Page 7 of Corpse Roads

Each footstep outside the cage echoes like a gunshot going off. The floor is wet and slippery, laced with putrefied scents. Laura’s body has long since melted into festering lumps of matter.

I’m glad I can no longer smell my own stench. Blood and dirt are crusted to me like a disgusting second skin. Crossing the basement, all I can hear is my pounding heartbeat.

The boards of the narrow staircase creak beneath my meagre weight as I dare to take a step upwards. I freeze, too scared to even blink. Pastor Michaels will break every last bone in my body.

But they aren’t here.

Move, Harlow!

Reaching the top of the ancient staircase, I find the basement door unlocked. Why would Pastor Michaels lock it when his little pet is safely secured in her cage? He clearly never thought I’d try to run.

Feeling my way through the darkness, I emerge into a tight cupboard. Another door leads me into a wider space, the scent of mothballs and mildew heavy in the air.

It has a high ceiling, arched and adorned with empty candle holders. Dirty stone floors are occupied by an audience of destroyed chairs. This place looks like… a chapel. I’m not sure how I know that.

There are no personal effects or ties to the monsters that inhabit this place. It’s abandoned, the perfect killing field for their crimes. Silence wraps around me, deep and unnerving.
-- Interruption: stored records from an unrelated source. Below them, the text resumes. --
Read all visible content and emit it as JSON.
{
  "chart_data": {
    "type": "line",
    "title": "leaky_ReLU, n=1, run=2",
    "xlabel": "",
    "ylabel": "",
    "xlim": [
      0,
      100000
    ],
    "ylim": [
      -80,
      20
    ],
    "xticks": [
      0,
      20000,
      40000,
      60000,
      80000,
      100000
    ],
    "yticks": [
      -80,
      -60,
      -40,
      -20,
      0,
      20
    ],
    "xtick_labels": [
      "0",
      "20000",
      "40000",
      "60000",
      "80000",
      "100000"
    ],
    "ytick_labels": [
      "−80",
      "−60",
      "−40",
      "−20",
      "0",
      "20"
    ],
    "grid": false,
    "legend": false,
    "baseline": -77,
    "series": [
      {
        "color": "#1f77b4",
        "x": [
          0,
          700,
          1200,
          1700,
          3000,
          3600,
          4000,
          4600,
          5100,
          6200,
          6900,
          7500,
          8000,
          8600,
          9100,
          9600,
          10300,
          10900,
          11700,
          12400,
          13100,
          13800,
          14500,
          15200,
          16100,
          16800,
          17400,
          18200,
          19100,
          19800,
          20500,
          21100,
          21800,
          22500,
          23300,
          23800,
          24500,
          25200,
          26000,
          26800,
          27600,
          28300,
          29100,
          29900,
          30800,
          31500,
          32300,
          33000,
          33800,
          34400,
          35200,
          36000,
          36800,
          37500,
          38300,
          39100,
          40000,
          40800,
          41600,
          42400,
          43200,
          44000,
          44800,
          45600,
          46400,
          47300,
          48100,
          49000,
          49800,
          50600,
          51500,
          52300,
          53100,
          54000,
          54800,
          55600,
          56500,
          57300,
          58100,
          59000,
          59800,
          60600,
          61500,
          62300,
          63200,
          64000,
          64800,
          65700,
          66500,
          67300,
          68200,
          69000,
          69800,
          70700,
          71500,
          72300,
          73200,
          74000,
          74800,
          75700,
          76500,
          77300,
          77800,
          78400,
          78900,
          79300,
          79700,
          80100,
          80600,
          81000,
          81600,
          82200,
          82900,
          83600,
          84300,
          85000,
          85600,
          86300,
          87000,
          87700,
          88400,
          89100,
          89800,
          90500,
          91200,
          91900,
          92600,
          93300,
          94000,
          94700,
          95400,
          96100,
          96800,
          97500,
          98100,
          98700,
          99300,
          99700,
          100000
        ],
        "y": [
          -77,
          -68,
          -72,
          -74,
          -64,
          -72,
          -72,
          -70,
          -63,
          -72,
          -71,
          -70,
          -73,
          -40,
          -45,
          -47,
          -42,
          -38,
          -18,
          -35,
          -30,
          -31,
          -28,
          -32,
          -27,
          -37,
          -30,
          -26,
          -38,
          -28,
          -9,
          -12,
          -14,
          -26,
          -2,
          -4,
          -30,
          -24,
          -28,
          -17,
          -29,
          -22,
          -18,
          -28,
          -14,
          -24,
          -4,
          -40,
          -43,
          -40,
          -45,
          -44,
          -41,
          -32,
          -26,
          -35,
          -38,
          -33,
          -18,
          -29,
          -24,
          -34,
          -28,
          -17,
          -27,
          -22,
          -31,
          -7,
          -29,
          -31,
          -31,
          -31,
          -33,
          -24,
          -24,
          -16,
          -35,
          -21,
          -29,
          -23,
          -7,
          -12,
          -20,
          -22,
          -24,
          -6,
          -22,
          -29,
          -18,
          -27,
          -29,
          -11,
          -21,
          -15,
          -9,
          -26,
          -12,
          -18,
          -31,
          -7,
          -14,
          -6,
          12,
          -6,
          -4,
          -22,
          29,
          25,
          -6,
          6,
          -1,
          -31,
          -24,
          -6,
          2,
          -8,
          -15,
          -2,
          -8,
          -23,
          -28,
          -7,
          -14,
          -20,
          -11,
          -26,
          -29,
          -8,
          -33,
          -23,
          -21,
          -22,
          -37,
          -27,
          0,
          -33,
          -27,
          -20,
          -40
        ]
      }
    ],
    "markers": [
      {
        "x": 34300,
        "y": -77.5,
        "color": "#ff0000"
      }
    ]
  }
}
I am utterly, terrifyingly alone.

This is a mausoleum of my childhood.

Dragging my hand along the wall for guidance, I reach a wooden door. There are more empty rooms on the left, with the remains of a broken bed crumbling into ruin.

Past and present are superimposed over each other as I look around. Damp stone walls are replaced by peeling, rotten wallpaper, and empty candle holders rest within bronze chandeliers.

I know this place.

I’ve seen it before.

The cage is all I’ve ever known but that certainty is stripped away as I feel my scalp burning with the memory of being dragged through these rooms by my hair.

I shake the dark thoughts aside.

There isn’t time for this.

Facing the door, it’s littered with various locks and bolts. There’s no way I will get out of here. No matter how many times I slam myself into the slab of wood, screaming as my broken ribs twist and splinter, it doesn’t budge.

Sliding down the wall, I hug my knees to my chest, ready to succumb to death. It won’t take long. If I’m still alive when my parents return, they’ll reopen the healed scars on my body and let me bleed.

No, Harlow!

This isn’t what Laura wanted.

“Laura isn’t here!”

Yes, she is.

I look down at the bone in my arms. She’s still with me, her essence distilled into blood-stained calcium. Laura died believing that I’d get out one day. I can’t let her down.

Frantic, I search the chapel again. The stained-glass windows are high, and I’d certainly hurt myself trying to get through. If it buys my freedom, though, I’ll walk through fire and offer my soul for the devil’s fury.

I will do anything to feel the wind in my hair and finally see what the sun looks like. I’ve always wanted to know. Laura and the other girls told me such beautiful stories. I cried as they described the daylight.

Do something about it.

Let’s get out of here.

Heaving the last unbroken chair nearly kills me. I have no strength. Throwing it with a furious scream, the flimsy structure hits a wall beneath the window and smashes into useless pieces.